Natural Selection has acted in a double manner here, preserving those flowers that had the most delightful odors or the most conspicuous and enticing colorations and patterns; and at the same time selecting those insects that varied most in the direction of keenness of scent, acuteness of vision, and color perceptions. It will be instructive to briefly describe the fertilization of the primrose and an orchis by bees. The primrose ([Plate IX]) has two sorts of flowers that are never found on the same plant; one has stamens high up the corolla tube and a short style with its stigma below the anthers; the other has the stamens far down the tube and a long style with the stigma above the anthers. In both cases the nectar is at the very bottom of the corolla tube. When a bee visits a short-styled flower, it extends its proboscis to the bottom of the tube and in withdrawing it brings away some pollen cells at its base. If it should next visit another short-styled primrose, it would not fertilize it because the pollen on the base of the proboscis could not reach the stigma; it would only gather still more pollen. But when it visits a long-styled primrose, it will necessarily deposit some pollen cells on the stigma, inasmuch as that is at the commencement of the corolla tube. If the bee should first visit a long-styled form of flower, it will carry off pollen on the tip of its proboscis, and when it visits a short-styled primrose will deposit the pollen on the stigma.
In the orchis the stigma is placed below the anther. The stigma is in the front part of the flower and at the base of the lip, the latter being prolonged into a long tube full of nectar. The stigmatic surface is composed of very viscid matter. A bee when seeking the nectar pushes its head against the anther, and in so doing detaches the two sticky glands to which the club-shaped masses of pollen cells are attached ([Plate X]). It carries these away on the front part of its head.

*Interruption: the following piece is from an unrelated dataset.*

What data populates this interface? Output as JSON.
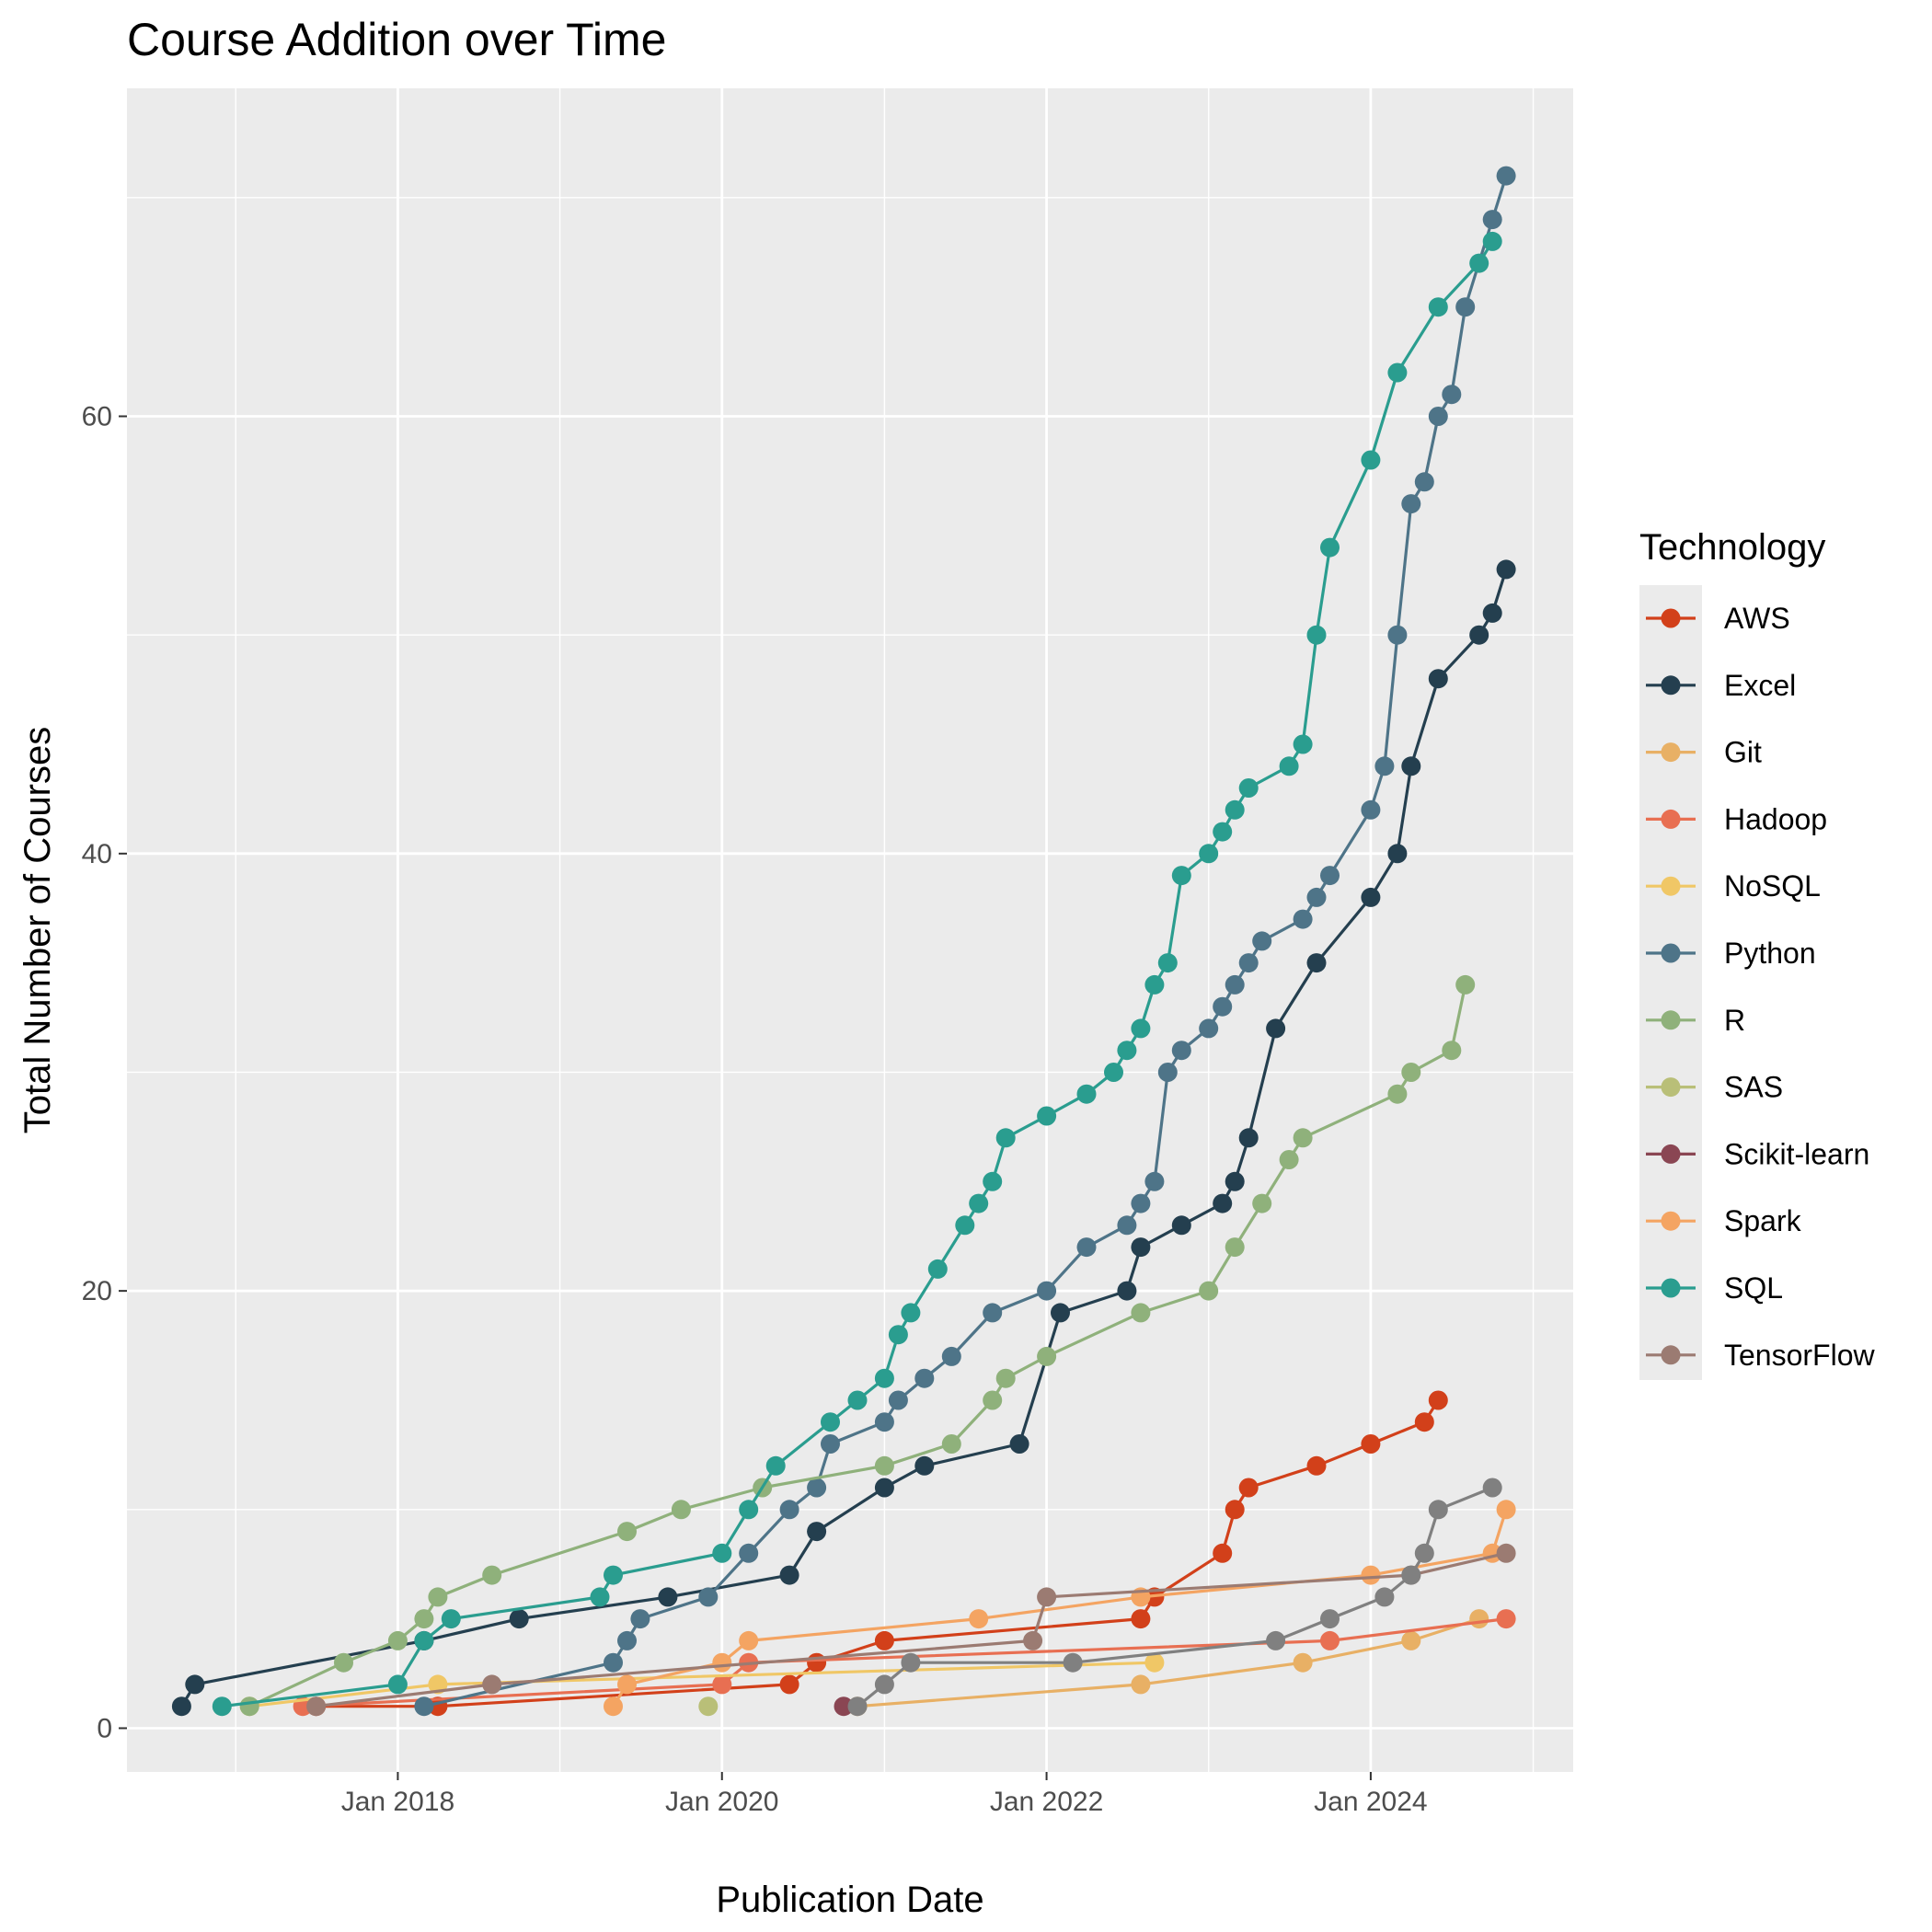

So long as the masses of pollen cells remain erect on the bee’s head, they cannot reach the stigma of any other orchis that it visits. As the sticky glands on the head contract, the pollen masses incline forward and become horizontal, so that they touch the next sticky stigma that is visited. The greater stickiness of the stigma detaches the pollen masses from the bee’s head, so that the flower is fertilized. It takes so long for the pollen masses on the bee’s head to assume the horizontal position that the insect has visited all the flowers on one orchis and then visits another plant. By this time the pollen masses are in the proper position (horizontal) to fertilize the flowers of another plant. In this way cross-fertilization is secured and the vigor of the plant maintained.
It may now perhaps be appreciated how intimate are the relations between the form and habits of insects and the structure and coloration of flowers. Our standards of beauty have largely been created for us through Insect and Sexual Selection. If insects had not been developed on the earth, plants would not be ornamented by beautiful flowers, but would show only such poor and inconspicuous ones as are found on grasses, on oak, ash, and fir trees. Grant Allen has beautifully written that, “while man has tilled only a few level plains, a few great river-valleys, a few peninsular mountain slopes, leaving the vast mass of earth untouched by his hand, the insect has spread itself over every land in a thousand shapes, and has made the whole flowering creation subservient to his daily wants. His buttercup, his dandelion, and his meadowsweet grow thick in every English field. His thyme clothes the hillside; his heather purples the bleak grey moorlands. High up among the Alpine heights his gentian spreads its lakes of blue; amid the snows of the Himalayas his rhododendrons gleam with crimson light. Even the wayside pond yields him the white crowfoot and the arrowhead, while the broad expanses of Brazilian streams are beautified by his gorgeous water lilies. The insect has turned the whole surface of the earth into a boundless flower-garden, which supplies him from year to year with pollen or honey, and itself in turn gains perpetuation by the baits that it offers to his allurement.”